Stretch for hip flexor muscles. Kneeling, put your stomach on
the ball. Keeping one knee forward and bent at a 90 degree angle, put forearms
on the ball. Extend the other leg backward, with the knee on the floor. Hold and
feel the stretch in the front of your hip. Your front knee should be over the
foot. Then lift the back knee, straighten the back leg and stretch again. Switch
Tips: When you sit on the ball, as you would a chair, your thighs
should be parallel to the ground. Don't wear pins or anything that might puncture
the ball. Make sure you have enough room so that if you lose your balance, you
won't fall onto a piece of furniture. If you are older and/or have poor balance,
start off with a "spotter" -- someone who will stand alongside you and make sure
you don't fall off the ball.
Taking Your Medicine Ball
For a different kind of ball workout, try medicine balls. Leather versions used to be popular among trainers and athletes in the 1930s. Today these weighted balls, dubbed "plyoballs" or "body balls," are usually made of polyurethane and/or vinyl.
What you do with a medicine ball is called plyometric exercise. This involves stretching a muscle (as when you squat before you jump to shoot a basket) and then contracting it suddenly or "explosively" as you jump. You can hold the ball above your chest to make your sit-up routine more strenuous. Or substitute it for hand weights while doing aerobic dance. Or play toss or keep-away with one or two partners. Plyometrics can build muscle strength, thus increasing power for specific sports.
Twist. Sitting with your back at a 45 angle to the floor, move
the ball from side to side, twisting your upper body.
Tips: Start with a small, lightweight ball -- about 18 inches
in diameter and weighing five to nine pounds. Balls over 16 pounds should be used only
in professional training. Vary your workout to avoid overuse injuries or soreness.
For advanced or intense plyometric exercises, consult a trainer.
Learning the ropes
Jumping rope is great exercise for adults as well as kids. All you need is a rope and good shoes -- plus a little instruction at first and then some practice.

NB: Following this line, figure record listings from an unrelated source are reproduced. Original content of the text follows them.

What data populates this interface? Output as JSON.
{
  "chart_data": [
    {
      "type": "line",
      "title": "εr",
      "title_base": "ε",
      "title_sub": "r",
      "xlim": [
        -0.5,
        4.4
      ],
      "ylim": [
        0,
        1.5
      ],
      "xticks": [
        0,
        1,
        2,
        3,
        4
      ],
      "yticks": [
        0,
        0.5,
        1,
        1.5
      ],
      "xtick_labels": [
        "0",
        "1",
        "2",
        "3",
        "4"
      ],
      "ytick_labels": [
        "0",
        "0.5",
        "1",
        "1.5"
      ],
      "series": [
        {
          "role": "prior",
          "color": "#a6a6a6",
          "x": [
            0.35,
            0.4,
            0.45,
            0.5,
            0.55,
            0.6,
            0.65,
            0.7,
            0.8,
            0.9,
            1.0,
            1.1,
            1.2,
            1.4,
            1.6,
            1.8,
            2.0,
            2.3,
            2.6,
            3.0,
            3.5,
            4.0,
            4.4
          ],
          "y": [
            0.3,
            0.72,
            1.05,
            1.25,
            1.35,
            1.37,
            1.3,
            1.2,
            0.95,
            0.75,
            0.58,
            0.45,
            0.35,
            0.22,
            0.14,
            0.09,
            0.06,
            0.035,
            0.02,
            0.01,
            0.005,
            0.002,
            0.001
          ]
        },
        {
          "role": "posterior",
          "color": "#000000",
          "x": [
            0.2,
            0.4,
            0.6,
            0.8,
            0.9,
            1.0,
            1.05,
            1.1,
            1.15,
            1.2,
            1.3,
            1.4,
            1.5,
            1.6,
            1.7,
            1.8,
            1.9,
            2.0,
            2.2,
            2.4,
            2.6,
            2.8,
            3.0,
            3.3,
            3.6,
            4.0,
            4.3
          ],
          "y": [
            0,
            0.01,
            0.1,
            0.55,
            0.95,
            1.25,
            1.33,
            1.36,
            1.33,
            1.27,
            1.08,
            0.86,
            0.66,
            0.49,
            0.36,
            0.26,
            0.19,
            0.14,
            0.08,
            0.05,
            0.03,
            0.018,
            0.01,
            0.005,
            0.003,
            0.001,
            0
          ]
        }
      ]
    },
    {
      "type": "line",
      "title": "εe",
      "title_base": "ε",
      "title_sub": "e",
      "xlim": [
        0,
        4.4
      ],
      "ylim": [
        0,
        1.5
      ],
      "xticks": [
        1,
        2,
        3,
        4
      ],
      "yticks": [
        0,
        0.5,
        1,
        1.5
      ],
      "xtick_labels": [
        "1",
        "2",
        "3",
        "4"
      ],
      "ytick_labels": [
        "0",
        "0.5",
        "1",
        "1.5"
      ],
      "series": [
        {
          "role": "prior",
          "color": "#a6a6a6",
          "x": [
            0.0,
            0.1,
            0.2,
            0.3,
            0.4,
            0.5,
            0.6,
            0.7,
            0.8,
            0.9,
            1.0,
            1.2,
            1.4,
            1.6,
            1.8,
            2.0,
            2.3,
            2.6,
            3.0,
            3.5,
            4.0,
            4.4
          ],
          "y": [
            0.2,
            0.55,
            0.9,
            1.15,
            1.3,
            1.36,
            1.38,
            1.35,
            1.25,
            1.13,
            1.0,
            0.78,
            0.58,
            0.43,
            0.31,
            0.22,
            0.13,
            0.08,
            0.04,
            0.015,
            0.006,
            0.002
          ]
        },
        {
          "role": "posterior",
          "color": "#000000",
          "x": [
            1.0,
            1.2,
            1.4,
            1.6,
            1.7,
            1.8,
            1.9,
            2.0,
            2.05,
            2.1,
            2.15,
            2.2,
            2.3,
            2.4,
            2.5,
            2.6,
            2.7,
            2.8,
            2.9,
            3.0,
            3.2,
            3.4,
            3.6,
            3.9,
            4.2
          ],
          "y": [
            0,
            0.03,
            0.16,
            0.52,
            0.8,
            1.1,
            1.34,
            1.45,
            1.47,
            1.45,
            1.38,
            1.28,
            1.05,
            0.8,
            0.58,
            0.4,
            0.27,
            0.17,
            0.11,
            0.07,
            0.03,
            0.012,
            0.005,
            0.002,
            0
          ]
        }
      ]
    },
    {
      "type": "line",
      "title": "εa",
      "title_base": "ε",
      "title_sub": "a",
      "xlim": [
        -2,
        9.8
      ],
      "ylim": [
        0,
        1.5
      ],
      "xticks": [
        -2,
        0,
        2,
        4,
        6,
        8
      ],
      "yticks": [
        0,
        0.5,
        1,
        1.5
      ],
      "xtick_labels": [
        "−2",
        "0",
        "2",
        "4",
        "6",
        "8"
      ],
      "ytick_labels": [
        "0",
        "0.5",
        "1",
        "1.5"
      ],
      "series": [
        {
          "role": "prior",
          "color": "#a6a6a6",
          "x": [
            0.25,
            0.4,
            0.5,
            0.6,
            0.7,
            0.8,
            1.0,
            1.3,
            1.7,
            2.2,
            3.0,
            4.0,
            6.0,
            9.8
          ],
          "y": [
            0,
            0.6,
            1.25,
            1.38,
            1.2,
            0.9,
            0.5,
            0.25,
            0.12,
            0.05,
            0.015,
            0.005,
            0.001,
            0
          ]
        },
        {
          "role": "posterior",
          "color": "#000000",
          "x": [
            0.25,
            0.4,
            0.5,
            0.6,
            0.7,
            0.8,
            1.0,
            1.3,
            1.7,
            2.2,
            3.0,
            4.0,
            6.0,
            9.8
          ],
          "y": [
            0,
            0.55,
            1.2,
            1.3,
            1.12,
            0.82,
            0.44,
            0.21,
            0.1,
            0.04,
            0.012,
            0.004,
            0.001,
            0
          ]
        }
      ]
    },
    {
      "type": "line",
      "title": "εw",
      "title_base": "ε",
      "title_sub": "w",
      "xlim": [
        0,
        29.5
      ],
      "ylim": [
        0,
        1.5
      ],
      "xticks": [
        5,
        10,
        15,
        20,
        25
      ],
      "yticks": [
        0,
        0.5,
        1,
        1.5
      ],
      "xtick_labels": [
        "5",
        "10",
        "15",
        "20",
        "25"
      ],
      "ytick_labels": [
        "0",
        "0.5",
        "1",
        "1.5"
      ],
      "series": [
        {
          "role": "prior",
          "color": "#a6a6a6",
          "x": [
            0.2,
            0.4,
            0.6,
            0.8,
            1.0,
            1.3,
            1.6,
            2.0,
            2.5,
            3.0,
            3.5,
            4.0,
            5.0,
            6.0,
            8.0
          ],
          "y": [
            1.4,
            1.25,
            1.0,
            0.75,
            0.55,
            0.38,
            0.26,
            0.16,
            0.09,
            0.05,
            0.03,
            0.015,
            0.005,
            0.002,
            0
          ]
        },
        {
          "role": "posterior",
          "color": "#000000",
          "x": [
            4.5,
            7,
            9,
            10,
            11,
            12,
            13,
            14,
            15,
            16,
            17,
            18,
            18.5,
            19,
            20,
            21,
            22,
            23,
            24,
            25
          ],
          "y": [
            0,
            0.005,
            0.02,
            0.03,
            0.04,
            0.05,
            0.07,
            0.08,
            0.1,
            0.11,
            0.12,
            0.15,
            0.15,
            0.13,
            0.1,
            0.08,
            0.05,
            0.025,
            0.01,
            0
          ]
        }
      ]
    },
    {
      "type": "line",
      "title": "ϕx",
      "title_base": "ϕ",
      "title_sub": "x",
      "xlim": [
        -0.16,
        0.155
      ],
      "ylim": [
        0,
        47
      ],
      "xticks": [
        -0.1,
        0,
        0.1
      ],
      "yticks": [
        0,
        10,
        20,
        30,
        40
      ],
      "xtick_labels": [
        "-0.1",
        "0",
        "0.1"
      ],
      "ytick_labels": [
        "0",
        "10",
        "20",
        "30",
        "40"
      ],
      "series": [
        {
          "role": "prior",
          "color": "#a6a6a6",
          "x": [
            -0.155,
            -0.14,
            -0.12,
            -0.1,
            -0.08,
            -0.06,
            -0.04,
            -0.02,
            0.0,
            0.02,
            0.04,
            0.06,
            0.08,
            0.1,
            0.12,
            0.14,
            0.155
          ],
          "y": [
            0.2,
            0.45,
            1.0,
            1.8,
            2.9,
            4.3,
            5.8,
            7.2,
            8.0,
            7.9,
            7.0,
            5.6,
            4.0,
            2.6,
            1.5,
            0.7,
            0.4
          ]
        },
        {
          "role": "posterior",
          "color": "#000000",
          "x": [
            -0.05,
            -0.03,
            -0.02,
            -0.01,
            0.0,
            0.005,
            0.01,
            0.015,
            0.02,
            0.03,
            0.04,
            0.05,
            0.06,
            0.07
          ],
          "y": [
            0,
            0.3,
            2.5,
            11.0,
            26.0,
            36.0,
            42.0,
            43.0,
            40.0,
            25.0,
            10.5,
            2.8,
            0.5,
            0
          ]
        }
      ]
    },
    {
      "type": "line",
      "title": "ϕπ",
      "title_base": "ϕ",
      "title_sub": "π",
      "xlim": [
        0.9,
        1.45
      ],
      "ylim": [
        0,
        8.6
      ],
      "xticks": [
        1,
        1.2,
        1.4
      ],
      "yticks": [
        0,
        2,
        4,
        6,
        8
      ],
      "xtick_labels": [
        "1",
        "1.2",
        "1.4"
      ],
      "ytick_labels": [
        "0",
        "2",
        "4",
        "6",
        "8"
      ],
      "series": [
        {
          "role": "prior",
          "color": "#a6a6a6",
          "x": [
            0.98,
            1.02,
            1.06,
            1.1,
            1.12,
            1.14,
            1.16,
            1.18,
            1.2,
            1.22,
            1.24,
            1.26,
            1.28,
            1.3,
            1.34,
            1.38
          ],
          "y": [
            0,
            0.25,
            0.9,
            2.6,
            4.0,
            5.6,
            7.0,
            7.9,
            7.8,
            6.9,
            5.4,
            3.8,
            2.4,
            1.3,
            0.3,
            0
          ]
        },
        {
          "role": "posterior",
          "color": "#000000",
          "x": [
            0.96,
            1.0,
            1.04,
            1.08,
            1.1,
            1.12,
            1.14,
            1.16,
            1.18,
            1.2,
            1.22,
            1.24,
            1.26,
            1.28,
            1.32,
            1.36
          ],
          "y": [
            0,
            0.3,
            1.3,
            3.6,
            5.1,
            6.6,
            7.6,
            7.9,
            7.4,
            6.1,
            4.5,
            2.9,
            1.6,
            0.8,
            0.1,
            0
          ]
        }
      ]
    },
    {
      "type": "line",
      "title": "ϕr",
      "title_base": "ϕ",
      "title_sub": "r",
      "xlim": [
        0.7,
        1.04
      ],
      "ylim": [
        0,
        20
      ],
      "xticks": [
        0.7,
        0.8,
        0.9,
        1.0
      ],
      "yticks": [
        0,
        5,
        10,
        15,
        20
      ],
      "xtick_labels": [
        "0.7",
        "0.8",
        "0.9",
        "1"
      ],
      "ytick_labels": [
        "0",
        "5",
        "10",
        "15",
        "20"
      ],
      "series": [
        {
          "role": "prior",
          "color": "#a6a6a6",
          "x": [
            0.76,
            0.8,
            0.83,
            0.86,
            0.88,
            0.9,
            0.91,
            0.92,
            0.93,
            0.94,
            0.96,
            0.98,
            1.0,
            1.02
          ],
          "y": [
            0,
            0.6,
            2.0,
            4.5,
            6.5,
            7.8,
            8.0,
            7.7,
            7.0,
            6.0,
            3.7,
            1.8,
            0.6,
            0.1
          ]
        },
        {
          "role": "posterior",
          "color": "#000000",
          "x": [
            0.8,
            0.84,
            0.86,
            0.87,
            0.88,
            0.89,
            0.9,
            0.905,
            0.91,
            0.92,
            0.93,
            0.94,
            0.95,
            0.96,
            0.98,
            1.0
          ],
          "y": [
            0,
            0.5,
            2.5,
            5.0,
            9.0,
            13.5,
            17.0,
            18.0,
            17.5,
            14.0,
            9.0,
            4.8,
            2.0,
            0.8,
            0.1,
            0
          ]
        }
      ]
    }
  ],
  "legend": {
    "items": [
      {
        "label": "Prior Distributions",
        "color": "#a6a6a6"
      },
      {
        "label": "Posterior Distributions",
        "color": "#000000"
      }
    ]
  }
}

As aerobic exercise became a byword in the 1980s, rope jumping gained new popularity -- for good reason. As a way to build cardiovascular endurance, jumping rope can be as strenuous as jogging, but is lower in impact, since you should jump only a little off the ground. It helps improve coordination, speed and agility. If you engage in a sport (such as tennis, basketball, or skiing) that requires bursts of speed and power, jumping rope can be particularly beneficial. It works muscles in the legs, shoulders, chest and forearms. And it burns lots of calories.
Check the rope length. Stand on the center and pull the handles
up your sides: the ends of the handles should come just up to your armpits.
Wear shoes with good support; aerobics shoes or cross-trainers (not running shoes)
are best. Make sure the rope handles fit comfortably in your hands. It's best
to jump on the kind of springy wood floor found at a gym or health club, but a
lawn or a mat works well, too. Carpets are fine, but a thick one may throw off
your timing. Concrete is too hard and increases the risk of injury, but if your
shoes are good enough you should be able to jump anywhere.
If you are just beginning
to jump, start at about 70 turns a minute, which allows you to double-hop each
jump. Keeping your elbows near the sides of your hips, turn the rope with your
wrists and forearms -- don't turn from the shoulders. To minimize stress on your
legs, jump just high enough for the rope to pass under your feet -- only an inch
or two off the ground. Land softly on the balls of your feet and let your heels
help absorb the impact. Land with your knees slightly bent. Keep your posture
erect, shoulders back and abdomen tucked in. Slow down if you get winded or too
tired. Jumping rope can elevate your heart rate very quickly.